When compared to her daughter Electra, Clytemnestra proves to be completely different. The factors that led to this verdict in favor of Orestes are: males are superior to females; Zeus approved the murder of Clytemnestra; Clytemnestra broke the sacred marriage bond by murdering her husband; and the acquittal will lead to a pact between Athens and the Furies. Since the theater rose out of religious ceremonies, it stands to reason that women participated. The Furies play a big part in these plays, especially in the third and final play, The Eumenides. Women participated heavily in religion so it is possible they participated fully in the theater, but they were excluded from the festival where the dramas that have come down to us were performed. This period was one of dynamic cultural and political change. Clytemnestra's wrath at the sacrifice of their daughter Iphigenia, and her jealousy of Cassandra, are said to have been the motives of her crime Encyclopedia Beta, 2007.
Evidence of these roles can be derived from even the Old Testament of the Bible as early as Genesis. After killing both Agamemnon and Cassandra, Clytemnestra announced it to the people of Argos, making sure that her role in the assassination was no secret to the public. Cassandra tragically knew that she and Agamemnon were about to die upon arriving in Argos, but there was nothing she could do to save herself. Had men had power to sing their own song, make their own poetry and choose their own destinies, they would deal with good, robust and exemplary heroines. An interesting discussion of this topic is at: Masks and Costumes in the Ancient Greek Theater Masks were important in ancient Greek drama. He is asking for deliverance from the retributive system of justice, where the only certainty is that bloodshed breeds more bloodshed. It all starts in Agamemnon with Clytemnestra, who murders her husband, Agamemnon, in order to obtain vengeance for his sacrificing of their daughter, Iphigenia.

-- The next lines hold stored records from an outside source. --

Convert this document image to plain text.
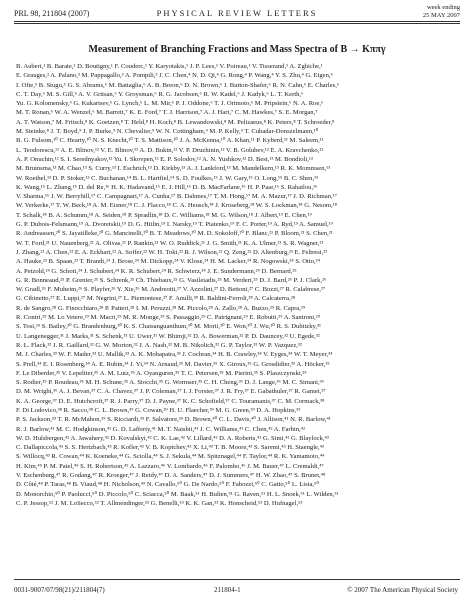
PRL 98, 211804 (2007)	PHYSICAL REVIEW LETTERS
week ending
25 MAY 2007
Measurement of Branching Fractions and Mass Spectra of B → Kππγ
B. Aubert,¹ B. Barate,¹ D. Boutigny,¹ F. Couderc,¹ Y. Karyotakis,¹ J. P. Lees,¹ V. Poireau,¹ V. Tisserand,¹ A. Zghiche,¹
E. Grauges,² A. Palano,³ M. Pappagallo,³ A. Pompili,³ J. C. Chen,⁴ N. D. Qi,⁴ G. Rong,⁴ P. Wang,⁴ Y. S. Zhu,⁴ G. Eigen,⁵
I. Ofte,⁵ B. Stugu,⁵ G. S. Abrams,⁶ M. Battaglia,⁶ A. B. Breon,⁶ D. N. Brown,⁶ J. Button-Shafer,⁶ R. N. Cahn,⁶ E. Charles,⁶
C. T. Day,⁶ M. S. Gill,⁶ A. V. Gritsan,⁶ Y. Groysman,⁶ R. G. Jacobsen,⁶ R. W. Kadel,⁶ J. Kadyk,⁶ L. T. Kerth,⁶
Yu. G. Kolomensky,⁶ G. Kukartsev,⁶ G. Lynch,⁶ L. M. Mir,⁶ P. J. Oddone,⁶ T. J. Orimoto,⁶ M. Pripstein,⁶ N. A. Roe,⁶
M. T. Ronan,⁶ W. A. Wenzel,⁶ M. Barrett,⁷ K. E. Ford,⁷ T. J. Harrison,⁷ A. J. Hart,⁷ C. M. Hawkes,⁷ S. E. Morgan,⁷
A. T. Watson,⁷ M. Fritsch,⁸ K. Goetzen,⁸ T. Held,⁸ H. Koch,⁸ B. Lewandowski,⁸ M. Pelizaeus,⁸ K. Peters,⁸ T. Schroeder,⁸
M. Steinke,⁸ J. T. Boyd,⁹ J. P. Burke,⁹ N. Chevalier,⁹ W. N. Cottingham,⁹ M. P. Kelly,⁹ T. Cuhadar-Donszelmann,¹⁰
B. G. Fulsom,¹⁰ C. Hearty,¹⁰ N. S. Knecht,¹⁰ T. S. Mattison,¹⁰ J. A. McKenna,¹⁰ A. Khan,¹¹ P. Kyberd,¹¹ M. Saleem,¹¹
L. Teodorescu,¹¹ A. E. Blinov,¹² V. E. Blinov,¹² A. D. Bukin,¹² V. P. Druzhinin,¹² V. B. Golubev,¹² E. A. Kravchenko,¹²
A. P. Onuchin,¹² S. I. Serednyakov,¹² Yu. I. Skovpen,¹² E. P. Solodov,¹² A. N. Yushkov,¹² D. Best,¹³ M. Bondioli,¹³
M. Bruinsma,¹³ M. Chao,¹³ S. Curry,¹³ I. Eschrich,¹³ D. Kirkby,¹³ A. J. Lankford,¹³ M. Mandelkern,¹³ R. K. Mommsen,¹³
W. Roethel,¹³ D. P. Stoker,¹³ C. Buchanan,¹⁴ B. L. Hartfiel,¹⁴ S. D. Foulkes,¹⁵ J. W. Gary,¹⁵ O. Long,¹⁵ B. C. Shen,¹⁵
K. Wang,¹⁵ L. Zhang,¹⁵ D. del Re,¹⁶ H. K. Hadavand,¹⁶ E. J. Hill,¹⁶ D. B. MacFarlane,¹⁶ H. P. Paar,¹⁶ S. Rahatlou,¹⁶
V. Sharma,¹⁶ J. W. Berryhill,¹⁷ C. Campagnari,¹⁷ A. Cunha,¹⁷ B. Dahmes,¹⁷ T. M. Hong,¹⁷ M. A. Mazur,¹⁷ J. D. Richman,¹⁷
W. Verkerke,¹⁷ T. W. Beck,¹⁸ A. M. Eisner,¹⁸ C. J. Flacco,¹⁸ C. A. Heusch,¹⁸ J. Kroseberg,¹⁸ W. S. Lockman,¹⁸ G. Nesom,¹⁸
T. Schalk,¹⁸ B. A. Schumm,¹⁸ A. Seiden,¹⁸ P. Spradlin,¹⁸ D. C. Williams,¹⁸ M. G. Wilson,¹⁸ J. Albert,¹⁹ E. Chen,¹⁹
G. P. Dubois-Felsmann,¹⁹ A. Dvoretskii,¹⁹ D. G. Hitlin,¹⁹ I. Narsky,¹⁹ T. Piatenko,¹⁹ F. C. Porter,¹⁹ A. Ryd,¹⁹ A. Samuel,¹⁹
R. Andreassen,²⁰ S. Jayatilleke,²⁰ G. Mancinelli,²⁰ B. T. Meadows,²⁰ M. D. Sokoloff,²⁰ F. Blanc,²¹ P. Bloom,²¹ S. Chen,²¹
W. T. Ford,²¹ U. Nauenberg,²¹ A. Olivas,²¹ P. Rankin,²¹ W. O. Ruddick,²¹ J. G. Smith,²¹ K. A. Ulmer,²¹ S. R. Wagner,²¹
J. Zhang,²¹ A. Chen,²² E. A. Eckhart,²² A. Soffer,²² W. H. Toki,²² R. J. Wilson,²² Q. Zeng,²² D. Altenburg,²³ E. Feltresi,²³
A. Hauke,²³ B. Spaan,²³ T. Brandt,²⁴ J. Brose,²⁴ M. Dickopp,²⁴ V. Klose,²⁴ H. M. Lacker,²⁴ R. Nogowski,²⁴ S. Otto,²⁴
A. Petzold,²⁴ G. Schott,²⁴ J. Schubert,²⁴ K. R. Schubert,²⁴ R. Schwierz,²⁴ J. E. Sundermann,²⁴ D. Bernard,²⁵
G. R. Bonneaud,²⁵ P. Grenier,²⁵ S. Schrenk,²⁵ Ch. Thiebaux,²⁵ G. Vasileiadis,²⁵ M. Verderi,²⁵ D. J. Bard,²⁶ P. J. Clark,²⁶
W. Gradl,²⁶ F. Muheim,²⁶ S. Playfer,²⁶ Y. Xie,²⁶ M. Andreotti,²⁷ V. Azzolini,²⁷ D. Bettoni,²⁷ C. Bozzi,²⁷ R. Calabrese,²⁷
G. Cibinetto,²⁷ E. Luppi,²⁷ M. Negrini,²⁷ L. Piemontese,²⁷ F. Anulli,²⁸ R. Baldini-Ferroli,²⁸ A. Calcaterra,²⁸
R. de Sangro,²⁸ G. Finocchiaro,²⁸ P. Patteri,²⁸ I. M. Peruzzi,²⁸ M. Piccolo,²⁸ A. Zallo,²⁸ A. Buzzo,²⁹ R. Capra,²⁹
R. Contri,²⁹ M. Lo Vetere,²⁹ M. Macri,²⁹ M. R. Monge,²⁹ S. Passaggio,²⁹ C. Patrignani,²⁹ E. Robutti,²⁹ A. Santroni,²⁹
S. Tosi,²⁹ S. Bailey,³⁰ G. Brandenburg,³⁰ K. S. Chaisanguanthum,³⁰ M. Morii,³⁰ E. Won,³⁰ J. Wu,³⁰ R. S. Dubitzky,³¹
U. Langenegger,³¹ J. Marks,³¹ S. Schenk,³¹ U. Uwer,³¹ W. Bhimji,³² D. A. Bowerman,³² P. D. Dauncey,³² U. Egede,³²
R. L. Flack,³² J. R. Gaillard,³² G. W. Morton,³² J. A. Nash,³² M. B. Nikolich,³² G. P. Taylor,³² W. P. Vazquez,³²
M. J. Charles,³³ W. F. Mader,³³ U. Mallik,³³ A. K. Mohapatra,³³ J. Cochran,³⁴ H. B. Crawley,³⁴ V. Eyges,³⁴ W. T. Meyer,³⁴
S. Prell,³⁴ E. I. Rosenberg,³⁴ A. E. Rubin,³⁴ J. Yi,³⁴ N. Arnaud,³⁵ M. Davier,³⁵ X. Giroux,³⁵ G. Grosdidier,³⁵ A. Höcker,³⁵
F. Le Diberder,³⁵ V. Lepeltier,³⁵ A. M. Lutz,³⁵ A. Oyanguren,³⁵ T. C. Petersen,³⁵ M. Pierini,³⁵ S. Plaszczynski,³⁵
S. Rodier,³⁵ P. Roudeau,³⁵ M. H. Schune,³⁵ A. Stocchi,³⁵ G. Wormser,³⁵ C. H. Cheng,³⁶ D. J. Lange,³⁶ M. C. Simani,³⁶
D. M. Wright,³⁶ A. J. Bevan,³⁷ C. A. Chavez,³⁷ J. P. Coleman,³⁷ I. J. Forster,³⁷ J. R. Fry,³⁷ E. Gabathuler,³⁷ R. Gamet,³⁷
K. A. George,³⁷ D. E. Hutchcroft,³⁷ R. J. Parry,³⁷ D. J. Payne,³⁷ K. C. Schofield,³⁷ C. Touramanis,³⁷ C. M. Cormack,³⁸
F. Di Lodovico,³⁸ R. Sacco,³⁸ C. L. Brown,³⁹ G. Cowan,³⁹ H. U. Flaecher,³⁹ M. G. Green,³⁹ D. A. Hopkins,³⁹
P. S. Jackson,³⁹ T. R. McMahon,³⁹ S. Ricciardi,³⁹ F. Salvatore,³⁹ D. Brown,⁴⁰ C. L. Davis,⁴⁰ J. Allison,⁴¹ N. R. Barlow,⁴¹
R. J. Barlow,⁴¹ M. C. Hodgkinson,⁴¹ G. D. Lafferty,⁴¹ M. T. Naisbit,⁴¹ J. C. Williams,⁴¹ C. Chen,⁴² A. Farbin,⁴²
W. D. Hulsbergen,⁴² A. Jawahery,⁴² D. Kovalskyi,⁴² C. K. Lae,⁴² V. Lillard,⁴² D. A. Roberts,⁴² G. Simi,⁴² G. Blaylock,⁴³
C. Dallapiccola,⁴³ S. S. Hertzbach,⁴³ R. Kofler,⁴³ V. B. Koptchev,⁴³ X. Li,⁴³ T. B. Moore,⁴³ S. Saremi,⁴³ H. Staengle,⁴³
S. Willocq,⁴³ R. Cowan,⁴⁴ K. Koeneke,⁴⁴ G. Sciolla,⁴⁴ S. J. Sekula,⁴⁴ M. Spitznagel,⁴⁴ F. Taylor,⁴⁴ R. K. Yamamoto,⁴⁴
H. Kim,⁴⁵ P. M. Patel,⁴⁵ S. H. Robertson,⁴⁵ A. Lazzaro,⁴⁶ V. Lombardo,⁴⁶ F. Palombo,⁴⁶ J. M. Bauer,⁴⁷ L. Cremaldi,⁴⁷
V. Eschenburg,⁴⁷ R. Godang,⁴⁷ R. Kroeger,⁴⁷ J. Reidy,⁴⁷ D. A. Sanders,⁴⁷ D. J. Summers,⁴⁷ H. W. Zhao,⁴⁷ S. Brunet,⁴⁸
D. Côté,⁴⁸ P. Taras,⁴⁸ B. Viaud,⁴⁸ H. Nicholson,⁴⁹ N. Cavallo,⁵⁰ G. De Nardo,⁵⁰ F. Fabozzi,⁵⁰ C. Gatto,⁵⁰ L. Lista,⁵⁰
D. Monorchio,⁵⁰ P. Paolucci,⁵⁰ D. Piccolo,⁵⁰ C. Sciacca,⁵⁰ M. Baak,⁵¹ H. Bulten,⁵¹ G. Raven,⁵¹ H. L. Snoek,⁵¹ L. Wilden,⁵¹
C. P. Jessop,⁵² J. M. LoSecco,⁵² T. Allmendinger,⁵³ G. Benelli,⁵³ K. K. Gan,⁵³ K. Honscheid,⁵³ D. Hufnagel,⁵³
0031-9007/07/98(21)/211804(7)	211804-1	© 2007 The American Physical Society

The conviction of the religion of Dionysus, that the worshipper can not only worship, but can become, can be, his god, is essentially dramatic. It that context there would be no restriction on women as performers nor on women in the audience. Clytemnestra finally kills Agamemnon after the Trojan War, when he brings home a raped and captured Trojan priestess. In Athens he is more associated with the sacrifice of a goat. Orestes instead has to go to Athens and plead his case before the goddess Athena. In order to demonstrate this, I will first describe those ways in which the views of justice in Aeschylus' Oresteia and in Heraclitus appear dissimilar.
She desires his death to avenge the sacrifice of her daughter , to exterminate the only thing hindering her from commandeering the crown, and finally be able to publicly embrace her long-time-lover. Greek plays were often presented to honor the god Dionysus but mainly in Athens. Clytemnestra's role in this play is a little different because she does not speak like most of the other women in the play. Electra wants to be more in control and assured of herself than what she believes her mother is, and she looks to her father for this assurance. The American Journal of Philology.